Università e impresa. Tornare a creare valore reale per il Paese

Università e impresa. Tornare a creare valore reale per il Paese

Il Cavaliere Domenico De Rosa ha partecipato all’Università di Salerno a una conferenza che ha riunito accademici, professionisti e rappresentanti istituzionali per discutere del rapporto tra formazione e mondo produttivo. In quell’occasione ha ribadito con forza quanto sia essenziale ricucire il dialogo tra università e impresa, due mondi che troppo spesso viaggiano su binari paralleli. L’università deve tornare a essere la fucina del pensiero e della competenza, ma anche un luogo capace di confrontarsi con la realtà economica e industriale. Le imprese, dal canto loro, vivono ogni giorno la prova del mercato e portano con sé una conoscenza concreta dei problemi del Paese. Quando formazione e impresa si incontrano, nasce un ecosistema virtuoso che genera occupazione, innovazione e fiducia.

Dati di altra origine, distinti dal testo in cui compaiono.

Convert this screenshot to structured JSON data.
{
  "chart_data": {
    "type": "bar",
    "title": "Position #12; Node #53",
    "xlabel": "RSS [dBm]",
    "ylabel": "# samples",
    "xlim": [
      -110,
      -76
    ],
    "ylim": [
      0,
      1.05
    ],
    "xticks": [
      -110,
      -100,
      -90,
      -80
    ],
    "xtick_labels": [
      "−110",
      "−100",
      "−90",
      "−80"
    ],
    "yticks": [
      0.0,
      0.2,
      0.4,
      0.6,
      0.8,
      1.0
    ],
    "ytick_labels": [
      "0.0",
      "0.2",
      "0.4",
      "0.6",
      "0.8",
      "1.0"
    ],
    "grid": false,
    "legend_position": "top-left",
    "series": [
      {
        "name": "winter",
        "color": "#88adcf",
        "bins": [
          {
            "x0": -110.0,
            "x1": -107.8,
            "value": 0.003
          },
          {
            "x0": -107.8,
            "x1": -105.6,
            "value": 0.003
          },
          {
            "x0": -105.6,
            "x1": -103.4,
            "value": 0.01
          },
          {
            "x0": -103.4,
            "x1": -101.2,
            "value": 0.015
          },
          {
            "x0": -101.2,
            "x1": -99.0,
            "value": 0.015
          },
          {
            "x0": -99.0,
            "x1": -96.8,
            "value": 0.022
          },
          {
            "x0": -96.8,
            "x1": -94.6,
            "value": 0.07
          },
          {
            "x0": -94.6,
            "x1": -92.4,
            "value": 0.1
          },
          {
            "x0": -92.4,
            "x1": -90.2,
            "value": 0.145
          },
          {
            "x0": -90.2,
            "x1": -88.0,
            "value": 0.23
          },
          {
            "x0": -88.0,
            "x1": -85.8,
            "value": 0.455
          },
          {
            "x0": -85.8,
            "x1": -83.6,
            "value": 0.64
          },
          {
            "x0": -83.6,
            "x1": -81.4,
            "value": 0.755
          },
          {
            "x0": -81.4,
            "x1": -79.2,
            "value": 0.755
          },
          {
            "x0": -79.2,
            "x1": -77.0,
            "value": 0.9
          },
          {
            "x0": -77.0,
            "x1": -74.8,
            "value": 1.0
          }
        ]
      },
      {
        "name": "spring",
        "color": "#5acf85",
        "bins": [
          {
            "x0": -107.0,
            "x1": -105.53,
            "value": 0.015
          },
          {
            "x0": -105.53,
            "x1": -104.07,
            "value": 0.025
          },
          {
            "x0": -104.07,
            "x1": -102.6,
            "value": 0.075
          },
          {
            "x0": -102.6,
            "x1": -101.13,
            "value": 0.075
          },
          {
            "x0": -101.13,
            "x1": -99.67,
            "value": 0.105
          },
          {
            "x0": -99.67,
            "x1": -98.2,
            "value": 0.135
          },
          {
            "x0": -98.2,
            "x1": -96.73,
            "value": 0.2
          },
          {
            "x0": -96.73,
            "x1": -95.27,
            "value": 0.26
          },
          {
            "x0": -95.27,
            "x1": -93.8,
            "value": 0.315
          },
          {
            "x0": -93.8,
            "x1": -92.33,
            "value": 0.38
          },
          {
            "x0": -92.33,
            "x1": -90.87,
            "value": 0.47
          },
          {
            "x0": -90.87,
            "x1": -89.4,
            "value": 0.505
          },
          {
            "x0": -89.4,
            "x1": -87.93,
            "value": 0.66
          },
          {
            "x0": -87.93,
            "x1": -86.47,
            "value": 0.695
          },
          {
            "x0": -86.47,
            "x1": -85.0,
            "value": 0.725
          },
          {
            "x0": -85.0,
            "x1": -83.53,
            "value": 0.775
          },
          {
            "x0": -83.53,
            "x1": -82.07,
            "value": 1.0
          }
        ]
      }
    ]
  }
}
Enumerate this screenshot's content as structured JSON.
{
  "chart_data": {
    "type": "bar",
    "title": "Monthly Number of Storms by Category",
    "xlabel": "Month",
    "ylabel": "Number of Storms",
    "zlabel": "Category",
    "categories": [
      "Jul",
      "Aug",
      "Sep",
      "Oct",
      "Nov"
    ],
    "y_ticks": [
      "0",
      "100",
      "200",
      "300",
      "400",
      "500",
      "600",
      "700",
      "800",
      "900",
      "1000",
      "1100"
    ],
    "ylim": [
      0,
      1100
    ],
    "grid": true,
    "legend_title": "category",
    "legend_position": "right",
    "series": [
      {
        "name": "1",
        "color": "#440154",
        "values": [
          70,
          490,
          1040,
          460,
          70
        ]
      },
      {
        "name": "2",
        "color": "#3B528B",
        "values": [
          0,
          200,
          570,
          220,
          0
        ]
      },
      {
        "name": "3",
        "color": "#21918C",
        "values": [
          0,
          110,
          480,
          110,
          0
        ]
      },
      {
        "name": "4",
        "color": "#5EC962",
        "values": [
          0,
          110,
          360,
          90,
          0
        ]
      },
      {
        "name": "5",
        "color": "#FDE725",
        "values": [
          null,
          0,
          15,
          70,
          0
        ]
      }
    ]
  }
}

Nel suo intervento De Rosa ha affrontato anche il tema delle regole europee, sottolineando il rischio di una burocrazia eccessiva che finisce per ostacolare la crescita. “L’Europa” ha detto “deve ritrovare il senso della misura”. Negli ultimi anni si è costruito un sistema normativo che spesso ignora la realtà industriale e le difficoltà quotidiane di chi produce. L’iper-regolazione soffoca la competitività, scoraggia gli investimenti e allontana i giovani dal lavoro produttivo. Servono regole semplici, obiettivi concreti e la capacità di distinguere la sostenibilità dall’ideologia. L’ambiente non si difende con i divieti, ma con la tecnologia, con l’industria e con la ricerca.

Rivolgendosi ai giovani, De Rosa ha insistito sull’importanza della passione e del corretto rapporto con la tecnologia. Ha ricordato che la tecnologia non è un fine, ma un mezzo, e che spetta all’uomo guidarla, non subirla. L’intelligenza artificiale e l’automazione non devono spaventare, bensì essere comprese e utilizzate per liberare le persone dalle mansioni più faticose, restituendo loro ruoli più qualificati e creativi. “La passione” ha detto “è la vera energia rinnovabile, quella che nessuna macchina potrà mai sostituire”.

Parlando di logistica, settore in cui il suo gruppo è leader europeo, De Rosa ha spiegato come questo ambito rappresenti una scuola naturale di efficienza, organizzazione e responsabilità. La logistica insegna che tutto è relazione, che ogni decisione ha un tempo preciso e un impatto diretto. È un modello di concretezza che andrebbe applicato anche alla politica, all’amministrazione e alla formazione, perché renderebbe il Paese più rapido, più efficace e più competitivo.

In un tempo di incertezze, De Rosa ha voluto chiudere con un messaggio di fiducia: “L’Italia possiede ancora una forza straordinaria fatta di intelligenza, creatività e talento. Bisogna smettere di inseguire modelli lontani e tornare a credere nelle proprie capacità. Serve coraggio, visione e una nuova alleanza tra chi studia e chi produce. Solo così il Paese potrà tornare a creare valore reale, restituendo dignità e futuro al lavoro e alla conoscenza”.